I’ve learned that you can’t do it all. Hire people who are great at what they do and let them do it. And when it comes to work versus family, family comes first. Don’t miss your child’s school play for a meeting. Those moments are fleeting. It is a true balancing act. Sometimes you have to focus more on work, sometimes more on life. It’s a give-and-take situation. Something that has helped me is putting all of my family obligations and breaks on the calendar ahead of time. Then I don’t book anything else during important family time.
Advice for would-be entrepreneurs:
You need an idea, something that you really believe in, that people either need or really want. You need tons of passion, and you have to be willing to put in enormous amounts of hard work. Trust your gut, be persistent and don’t take no for an answer. When a door closes, find a window.
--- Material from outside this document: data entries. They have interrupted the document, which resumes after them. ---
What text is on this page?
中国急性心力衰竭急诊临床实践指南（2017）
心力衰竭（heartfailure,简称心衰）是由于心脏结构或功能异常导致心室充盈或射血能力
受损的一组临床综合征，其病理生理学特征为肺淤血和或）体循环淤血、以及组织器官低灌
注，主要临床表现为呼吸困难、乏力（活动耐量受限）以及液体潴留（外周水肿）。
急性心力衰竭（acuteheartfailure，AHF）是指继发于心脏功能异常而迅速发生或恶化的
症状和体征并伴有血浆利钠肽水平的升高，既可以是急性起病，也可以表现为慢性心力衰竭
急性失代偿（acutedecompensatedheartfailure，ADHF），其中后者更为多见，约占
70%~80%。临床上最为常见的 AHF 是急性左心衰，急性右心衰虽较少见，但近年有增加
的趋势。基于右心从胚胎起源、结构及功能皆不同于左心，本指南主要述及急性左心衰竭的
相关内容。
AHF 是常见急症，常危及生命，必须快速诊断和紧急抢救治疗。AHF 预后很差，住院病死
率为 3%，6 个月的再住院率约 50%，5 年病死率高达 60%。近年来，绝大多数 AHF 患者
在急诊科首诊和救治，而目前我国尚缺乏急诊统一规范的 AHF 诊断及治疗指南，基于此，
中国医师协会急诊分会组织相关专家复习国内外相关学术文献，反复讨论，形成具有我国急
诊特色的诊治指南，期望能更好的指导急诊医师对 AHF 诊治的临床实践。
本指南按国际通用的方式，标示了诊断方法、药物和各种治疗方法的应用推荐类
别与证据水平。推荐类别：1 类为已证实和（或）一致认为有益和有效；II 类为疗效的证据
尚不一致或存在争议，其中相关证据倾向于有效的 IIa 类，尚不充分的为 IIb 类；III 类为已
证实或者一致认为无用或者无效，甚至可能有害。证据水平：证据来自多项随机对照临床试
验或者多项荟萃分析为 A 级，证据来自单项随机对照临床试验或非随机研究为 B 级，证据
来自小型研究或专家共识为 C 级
So many women inspire me, from my mother to Liz Murray, author of Breaking Night: Homeless to Harvard, to Lauren Bush Lauren, founder of FEED. I am constantly meeting women with incredible stories — several of whom are featured in my latest book, Pretty Powerful. All women have the power to be inspirational.
My house is incredibly busy with three sons, two nephews, a foreign-exchange student or two, and three dogs, so it has to be livable. I appreciate vintage pieces, contrasted with an industrial feel — eclectic mixes à la Ralph Lauren.
I know what I like and what makes me feel happy and comfortable, which is how you should feel when you’re at home. I don’t follow trends. I go with my gut. That said, I love off-white and gray with accents of chocolate and navy. I prefer a unisex palette and design — not super-feminine at all.
Between you and your real estate-developer husband, who gets final say on home design?
It’s strange, but we are often on the same page. We have a very similar aesthetic, and after 25 years of marriage, whoever wants it more wins.
Favorite piece in your home:
A vintage Louis Vuitton trunk in my living room
The Waldorf in Chicago
Grace Coddington’s memoir, Grace
My favorite music is hip-hop, especially Jay-Z, Flo Rida and Kanye. It gets you grooving and keeps you moving.
How you look really does start with how you treat yourself. You have to care of yourself from the inside out. Drink lots of water, get enough rest, exercise, eat right and meditate. When you feel good, you radiate confidence, and it shows. Don’t overanalyze, and always look at yourself in good light.
Makeup advice that will outlive any fads:
Use the right concealer. Concealer is the secret of the universe. Once you have that right, everything else falls into place. The right yellow-toned concealer will instantly brighten your eyes and make you look refreshed.